D'Antoni and Marbury never got along in Marbury's one year playing for D'Antoni in New York (the current Knicks coach was an assistant in Phoenix years ago in Stephon's last season in Arizona), and this is the perfect time to pounce as D'Antoni's Knicks are struggling, badly; 3-7 entering a tough game with the Denver Nuggets Tuesday night.
(Although, I never understood how an offense-only style of ball could "never work in the East." Maybe if it were a run-and-gun attack for some outdoor football team in New York or Buffalo, perhaps, but these guys play inside! What does being in the East or West have to do with any of that? And, weirder, why does it still always turn out that the fastest-paced teams always end up way out West?)
Steph goes on to say, "If you're trying to make money, play for D'Antoni," which I suppose makes sense (D'Antoni's fast-paced offense could pump up statistics in order to lure GMs that don't pay attention to pace-adjusted stats, and sadly there are quite a few of those still out there), but wasn't Marbury "trying to make money" in his last year under contract in New York under D'Antoni?

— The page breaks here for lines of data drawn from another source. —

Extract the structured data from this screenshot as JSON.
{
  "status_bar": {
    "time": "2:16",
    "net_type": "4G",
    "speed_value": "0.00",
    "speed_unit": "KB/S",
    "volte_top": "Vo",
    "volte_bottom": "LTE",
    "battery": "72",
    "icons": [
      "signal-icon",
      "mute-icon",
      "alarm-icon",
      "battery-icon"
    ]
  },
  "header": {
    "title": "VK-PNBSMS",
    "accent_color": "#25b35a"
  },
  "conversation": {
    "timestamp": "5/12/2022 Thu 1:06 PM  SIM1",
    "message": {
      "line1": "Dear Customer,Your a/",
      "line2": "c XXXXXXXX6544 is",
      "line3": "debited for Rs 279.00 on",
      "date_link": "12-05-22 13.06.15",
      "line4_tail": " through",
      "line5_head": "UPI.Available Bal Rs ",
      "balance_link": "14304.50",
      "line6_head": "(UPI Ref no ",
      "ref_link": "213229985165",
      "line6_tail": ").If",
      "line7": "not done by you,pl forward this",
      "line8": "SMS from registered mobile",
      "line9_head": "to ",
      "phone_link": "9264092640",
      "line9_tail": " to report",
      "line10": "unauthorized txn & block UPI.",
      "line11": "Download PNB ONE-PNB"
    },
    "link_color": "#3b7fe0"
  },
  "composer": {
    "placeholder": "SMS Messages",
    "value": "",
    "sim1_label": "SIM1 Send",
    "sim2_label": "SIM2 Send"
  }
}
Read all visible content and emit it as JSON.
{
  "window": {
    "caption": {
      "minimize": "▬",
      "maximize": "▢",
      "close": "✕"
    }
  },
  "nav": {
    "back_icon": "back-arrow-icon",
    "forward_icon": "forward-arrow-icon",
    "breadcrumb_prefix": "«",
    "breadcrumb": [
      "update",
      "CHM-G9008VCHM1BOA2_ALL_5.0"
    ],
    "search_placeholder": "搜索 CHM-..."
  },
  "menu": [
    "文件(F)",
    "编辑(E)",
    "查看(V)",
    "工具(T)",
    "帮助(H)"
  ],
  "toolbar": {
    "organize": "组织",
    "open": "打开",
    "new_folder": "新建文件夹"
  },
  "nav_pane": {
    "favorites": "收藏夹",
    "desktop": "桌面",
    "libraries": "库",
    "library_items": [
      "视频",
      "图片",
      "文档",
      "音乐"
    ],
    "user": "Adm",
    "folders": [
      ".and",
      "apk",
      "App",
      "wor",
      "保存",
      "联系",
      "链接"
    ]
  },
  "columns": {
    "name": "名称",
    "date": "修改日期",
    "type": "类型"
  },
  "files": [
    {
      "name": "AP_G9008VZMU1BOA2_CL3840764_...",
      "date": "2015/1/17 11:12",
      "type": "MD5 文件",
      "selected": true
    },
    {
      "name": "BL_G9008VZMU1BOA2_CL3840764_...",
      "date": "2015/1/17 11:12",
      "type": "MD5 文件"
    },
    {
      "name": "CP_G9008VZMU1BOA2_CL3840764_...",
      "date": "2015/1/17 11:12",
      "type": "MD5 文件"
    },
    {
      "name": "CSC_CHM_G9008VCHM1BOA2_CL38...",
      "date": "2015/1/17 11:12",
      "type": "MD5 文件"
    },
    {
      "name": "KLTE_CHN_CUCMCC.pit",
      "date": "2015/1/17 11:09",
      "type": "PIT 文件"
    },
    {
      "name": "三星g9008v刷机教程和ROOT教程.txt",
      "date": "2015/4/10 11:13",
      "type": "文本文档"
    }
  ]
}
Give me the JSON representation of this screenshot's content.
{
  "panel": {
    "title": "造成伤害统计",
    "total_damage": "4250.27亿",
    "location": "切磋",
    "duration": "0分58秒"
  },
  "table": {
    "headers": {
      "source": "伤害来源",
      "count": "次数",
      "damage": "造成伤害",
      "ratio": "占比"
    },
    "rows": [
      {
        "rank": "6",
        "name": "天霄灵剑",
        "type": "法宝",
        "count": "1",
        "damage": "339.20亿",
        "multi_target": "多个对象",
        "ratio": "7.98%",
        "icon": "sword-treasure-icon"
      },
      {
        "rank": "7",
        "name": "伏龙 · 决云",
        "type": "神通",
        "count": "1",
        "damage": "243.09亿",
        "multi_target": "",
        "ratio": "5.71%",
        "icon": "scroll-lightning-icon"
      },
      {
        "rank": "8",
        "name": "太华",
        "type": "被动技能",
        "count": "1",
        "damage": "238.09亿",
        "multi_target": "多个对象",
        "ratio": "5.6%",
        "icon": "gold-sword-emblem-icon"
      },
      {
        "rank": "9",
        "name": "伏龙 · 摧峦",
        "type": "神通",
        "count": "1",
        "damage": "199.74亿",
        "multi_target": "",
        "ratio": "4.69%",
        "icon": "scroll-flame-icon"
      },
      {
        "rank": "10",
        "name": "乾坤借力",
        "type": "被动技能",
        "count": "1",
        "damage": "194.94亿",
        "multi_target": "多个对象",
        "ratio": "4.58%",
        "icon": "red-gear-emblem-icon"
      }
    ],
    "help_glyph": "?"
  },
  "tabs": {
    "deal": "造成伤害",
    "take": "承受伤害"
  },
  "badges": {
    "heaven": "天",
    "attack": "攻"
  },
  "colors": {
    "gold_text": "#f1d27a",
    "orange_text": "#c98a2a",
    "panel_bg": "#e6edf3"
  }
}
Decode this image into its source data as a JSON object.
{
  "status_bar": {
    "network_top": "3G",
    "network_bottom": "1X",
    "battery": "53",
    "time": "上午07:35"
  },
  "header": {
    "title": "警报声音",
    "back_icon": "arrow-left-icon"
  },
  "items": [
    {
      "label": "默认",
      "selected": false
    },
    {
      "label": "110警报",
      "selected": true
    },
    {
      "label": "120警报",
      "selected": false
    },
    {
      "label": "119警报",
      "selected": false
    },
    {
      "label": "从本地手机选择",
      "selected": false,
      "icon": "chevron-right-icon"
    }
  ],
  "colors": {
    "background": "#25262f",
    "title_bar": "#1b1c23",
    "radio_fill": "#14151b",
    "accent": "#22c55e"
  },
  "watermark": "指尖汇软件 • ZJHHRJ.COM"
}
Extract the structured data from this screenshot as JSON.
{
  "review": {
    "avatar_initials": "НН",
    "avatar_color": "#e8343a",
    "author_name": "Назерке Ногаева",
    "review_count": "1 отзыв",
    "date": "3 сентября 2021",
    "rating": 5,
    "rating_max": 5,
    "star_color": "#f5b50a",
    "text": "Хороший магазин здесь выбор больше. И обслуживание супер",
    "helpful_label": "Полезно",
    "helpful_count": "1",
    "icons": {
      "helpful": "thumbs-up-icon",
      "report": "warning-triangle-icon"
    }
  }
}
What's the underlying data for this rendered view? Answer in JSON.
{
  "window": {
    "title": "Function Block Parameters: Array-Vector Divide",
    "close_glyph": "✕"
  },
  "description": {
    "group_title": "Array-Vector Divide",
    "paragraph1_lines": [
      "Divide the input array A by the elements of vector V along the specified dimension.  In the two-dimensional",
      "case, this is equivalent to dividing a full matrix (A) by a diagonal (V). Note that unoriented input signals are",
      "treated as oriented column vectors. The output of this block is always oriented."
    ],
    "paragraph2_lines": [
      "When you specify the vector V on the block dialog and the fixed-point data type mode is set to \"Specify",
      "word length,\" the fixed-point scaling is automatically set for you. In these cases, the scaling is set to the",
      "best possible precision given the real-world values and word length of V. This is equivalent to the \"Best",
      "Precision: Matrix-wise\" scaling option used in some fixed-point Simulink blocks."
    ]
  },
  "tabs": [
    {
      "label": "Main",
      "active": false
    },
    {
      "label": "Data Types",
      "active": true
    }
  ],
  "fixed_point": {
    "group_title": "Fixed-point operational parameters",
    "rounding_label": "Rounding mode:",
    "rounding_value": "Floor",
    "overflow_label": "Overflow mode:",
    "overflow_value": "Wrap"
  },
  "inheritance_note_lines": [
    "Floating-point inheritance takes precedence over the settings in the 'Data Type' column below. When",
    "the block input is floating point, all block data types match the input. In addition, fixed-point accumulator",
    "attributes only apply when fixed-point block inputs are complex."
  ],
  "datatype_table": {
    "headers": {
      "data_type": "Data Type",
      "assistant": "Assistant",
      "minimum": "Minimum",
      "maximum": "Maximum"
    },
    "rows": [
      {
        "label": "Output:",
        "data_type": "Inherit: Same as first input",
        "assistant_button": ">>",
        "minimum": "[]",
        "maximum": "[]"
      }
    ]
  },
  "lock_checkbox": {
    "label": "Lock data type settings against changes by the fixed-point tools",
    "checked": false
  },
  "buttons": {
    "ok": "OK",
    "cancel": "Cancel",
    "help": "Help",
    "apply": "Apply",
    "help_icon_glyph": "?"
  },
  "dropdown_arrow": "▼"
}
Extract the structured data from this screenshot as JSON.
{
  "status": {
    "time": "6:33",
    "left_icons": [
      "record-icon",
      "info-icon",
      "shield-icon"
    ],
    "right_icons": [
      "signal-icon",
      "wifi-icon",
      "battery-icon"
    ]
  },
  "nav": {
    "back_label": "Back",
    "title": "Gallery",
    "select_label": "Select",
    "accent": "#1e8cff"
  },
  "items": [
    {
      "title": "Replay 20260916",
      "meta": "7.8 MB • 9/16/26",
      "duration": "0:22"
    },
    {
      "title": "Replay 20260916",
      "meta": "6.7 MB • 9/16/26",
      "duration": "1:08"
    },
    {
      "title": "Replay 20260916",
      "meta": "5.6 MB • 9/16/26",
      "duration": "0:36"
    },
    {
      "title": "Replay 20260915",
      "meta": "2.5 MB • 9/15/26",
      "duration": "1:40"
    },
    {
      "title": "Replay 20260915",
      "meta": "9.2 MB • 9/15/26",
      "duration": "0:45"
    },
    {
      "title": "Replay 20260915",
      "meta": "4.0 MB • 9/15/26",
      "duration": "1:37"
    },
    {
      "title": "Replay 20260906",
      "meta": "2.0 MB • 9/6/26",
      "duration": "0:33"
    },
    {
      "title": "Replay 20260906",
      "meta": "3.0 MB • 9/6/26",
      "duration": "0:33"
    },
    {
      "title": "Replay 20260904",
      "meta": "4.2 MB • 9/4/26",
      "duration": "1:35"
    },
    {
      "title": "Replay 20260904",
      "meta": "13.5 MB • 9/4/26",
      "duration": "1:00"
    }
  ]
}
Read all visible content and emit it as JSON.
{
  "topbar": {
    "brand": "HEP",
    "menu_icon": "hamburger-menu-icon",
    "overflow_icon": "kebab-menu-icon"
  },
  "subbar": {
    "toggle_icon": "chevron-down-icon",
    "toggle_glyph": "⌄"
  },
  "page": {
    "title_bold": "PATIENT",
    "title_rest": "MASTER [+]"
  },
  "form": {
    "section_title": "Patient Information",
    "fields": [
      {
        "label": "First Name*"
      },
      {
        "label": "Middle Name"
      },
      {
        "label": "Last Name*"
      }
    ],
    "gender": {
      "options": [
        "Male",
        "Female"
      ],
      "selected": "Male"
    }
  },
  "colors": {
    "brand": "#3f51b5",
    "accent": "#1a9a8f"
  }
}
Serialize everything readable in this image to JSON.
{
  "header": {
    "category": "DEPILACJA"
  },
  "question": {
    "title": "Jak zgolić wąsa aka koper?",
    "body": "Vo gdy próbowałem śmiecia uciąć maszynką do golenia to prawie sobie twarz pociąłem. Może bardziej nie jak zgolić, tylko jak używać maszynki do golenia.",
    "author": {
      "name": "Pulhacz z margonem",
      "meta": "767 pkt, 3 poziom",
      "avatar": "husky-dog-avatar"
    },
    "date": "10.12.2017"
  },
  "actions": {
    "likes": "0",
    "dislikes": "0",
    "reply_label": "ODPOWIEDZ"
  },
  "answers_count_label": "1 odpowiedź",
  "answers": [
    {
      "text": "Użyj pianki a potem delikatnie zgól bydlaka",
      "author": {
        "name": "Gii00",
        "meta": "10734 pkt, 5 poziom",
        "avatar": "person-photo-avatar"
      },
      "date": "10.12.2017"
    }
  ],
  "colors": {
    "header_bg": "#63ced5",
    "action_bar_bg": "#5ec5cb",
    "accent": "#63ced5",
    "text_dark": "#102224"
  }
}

It is important to point out that, for as out of it as we thought (read: knew) Marbury was back in the summer of 2009, he has done a pretty good job of keeping it relatively sane in the years since. He was allowed to dominate the ball last year in China, sure, but he (by all accounts) was a professional most of the time and has turned things around somewhat.
These aren't the most tactful things to say about his former coach, but as an objective analyst (which Marbury most certainly is not), he might not be wrong, here.
Just something to take, with a grain of Vaseline.